Ce système est beaucoup plus juteux que l’investissement productif et permet d’empocher le beurre avec l’argent du beurre : Rappelez vous Goldman & Sachs, à l’origine de la crise des subprimes, qui a « conseillé » la Russie en 1998 avant de « conseiller » la Grèce quelques années plus tard ; dans les deux cas elle jouait contre eux dans l’ombre en émettant des produits financiers dérivés sur leurs dettes !

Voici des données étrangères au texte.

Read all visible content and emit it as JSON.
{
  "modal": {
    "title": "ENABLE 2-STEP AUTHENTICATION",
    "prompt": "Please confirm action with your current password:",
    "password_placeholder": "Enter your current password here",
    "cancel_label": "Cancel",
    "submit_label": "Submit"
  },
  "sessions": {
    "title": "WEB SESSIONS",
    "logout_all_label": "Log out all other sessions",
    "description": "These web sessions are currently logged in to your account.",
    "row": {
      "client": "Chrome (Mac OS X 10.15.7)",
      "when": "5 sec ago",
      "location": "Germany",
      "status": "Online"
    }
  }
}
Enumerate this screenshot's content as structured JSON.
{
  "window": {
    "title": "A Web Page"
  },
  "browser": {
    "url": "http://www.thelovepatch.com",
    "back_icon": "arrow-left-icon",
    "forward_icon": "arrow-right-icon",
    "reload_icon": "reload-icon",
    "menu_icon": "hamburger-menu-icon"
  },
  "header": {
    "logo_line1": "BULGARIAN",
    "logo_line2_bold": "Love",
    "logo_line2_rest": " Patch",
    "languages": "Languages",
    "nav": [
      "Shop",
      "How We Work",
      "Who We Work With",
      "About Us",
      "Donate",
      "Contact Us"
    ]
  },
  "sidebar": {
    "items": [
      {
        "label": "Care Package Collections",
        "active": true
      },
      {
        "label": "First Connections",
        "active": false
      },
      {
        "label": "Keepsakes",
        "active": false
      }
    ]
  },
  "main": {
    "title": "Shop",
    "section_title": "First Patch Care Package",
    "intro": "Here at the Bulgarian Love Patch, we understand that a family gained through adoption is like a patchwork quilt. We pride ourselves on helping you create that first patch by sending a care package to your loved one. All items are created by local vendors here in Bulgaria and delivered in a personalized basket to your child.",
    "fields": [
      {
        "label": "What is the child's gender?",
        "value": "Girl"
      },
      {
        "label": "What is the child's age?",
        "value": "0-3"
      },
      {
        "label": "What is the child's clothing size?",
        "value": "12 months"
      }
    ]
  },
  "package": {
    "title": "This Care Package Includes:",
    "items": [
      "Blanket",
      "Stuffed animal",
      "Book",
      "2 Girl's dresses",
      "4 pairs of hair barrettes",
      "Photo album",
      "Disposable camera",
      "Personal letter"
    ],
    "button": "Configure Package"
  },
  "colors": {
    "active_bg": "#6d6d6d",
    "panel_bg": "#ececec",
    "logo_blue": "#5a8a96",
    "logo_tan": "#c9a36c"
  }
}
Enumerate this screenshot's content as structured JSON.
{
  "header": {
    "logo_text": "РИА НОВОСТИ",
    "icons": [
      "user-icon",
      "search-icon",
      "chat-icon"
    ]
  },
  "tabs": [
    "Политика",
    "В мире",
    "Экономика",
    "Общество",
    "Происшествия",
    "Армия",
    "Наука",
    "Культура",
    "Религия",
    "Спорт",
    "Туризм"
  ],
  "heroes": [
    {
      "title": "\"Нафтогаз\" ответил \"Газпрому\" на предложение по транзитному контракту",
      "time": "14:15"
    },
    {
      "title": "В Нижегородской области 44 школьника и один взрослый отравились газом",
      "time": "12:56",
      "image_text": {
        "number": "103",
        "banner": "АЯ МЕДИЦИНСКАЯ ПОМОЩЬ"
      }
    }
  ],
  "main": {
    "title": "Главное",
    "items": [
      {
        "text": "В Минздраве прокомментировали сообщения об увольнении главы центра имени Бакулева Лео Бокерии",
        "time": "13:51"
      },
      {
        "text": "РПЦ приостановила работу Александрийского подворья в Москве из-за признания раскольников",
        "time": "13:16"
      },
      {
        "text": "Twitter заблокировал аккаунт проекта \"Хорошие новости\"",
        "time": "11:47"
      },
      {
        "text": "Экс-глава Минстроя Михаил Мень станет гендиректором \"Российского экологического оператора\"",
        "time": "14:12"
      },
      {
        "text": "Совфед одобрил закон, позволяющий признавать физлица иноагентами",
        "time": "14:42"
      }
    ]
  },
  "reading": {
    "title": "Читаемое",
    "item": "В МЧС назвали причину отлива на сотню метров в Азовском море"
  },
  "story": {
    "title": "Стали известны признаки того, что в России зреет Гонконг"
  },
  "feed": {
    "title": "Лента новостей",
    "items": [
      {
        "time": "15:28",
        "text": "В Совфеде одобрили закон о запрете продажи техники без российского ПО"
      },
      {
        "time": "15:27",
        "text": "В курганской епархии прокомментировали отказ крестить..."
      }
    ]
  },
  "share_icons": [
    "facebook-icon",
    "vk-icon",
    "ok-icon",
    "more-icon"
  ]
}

Les banquiers, eux, sont conscient que l’Etat, c’est le peuple : c’est donc au peuple à rembourser dette et intérêts dus par les Etats, avec la création d’impôts qui ne soient pas idéologiques, mais rentables et l’alourdissement des taxes existantes. Cela ne sera bien sûr pas suffisant et bientôt nous verrons, au nom de la solidarité (!) la confiscation pure et simple des dépôts bancaires privés, des comptes d’épargne et des assurances vie (la garantie d’indemnisation en cas de faillite des banques ou des assureurs n’est actuellement que de cent mille euros par compte et par individu !) elle sera bien sur réduite car la haute finance n’aime pas les classes intermédiaires, et n’en a pas besoin.

Pourquoi s’étonner, si Jupiter qui vit dans le Sérail, entouré de ses janissaires, estime n’avoir aucun compte à rendre de ses actes, ni de ceux de ses créatures, devant les pauvres pions qui croient, encore, l’avoir élu en toute indépendance… !        Cette souveraine et suffisante assurance transparait dans les propos qu’il a récemment tenu en privé, tout en s’arrangeant qu’ils soient largement diffusés : « Qu’ils viennent me chercher … ! ». A qui s’adressait-il avec autant d’arrogance ? Aux rarissimes médias encore indépendants ? A la Justice ? Aux représentants parlementaires ? Au peuple ?…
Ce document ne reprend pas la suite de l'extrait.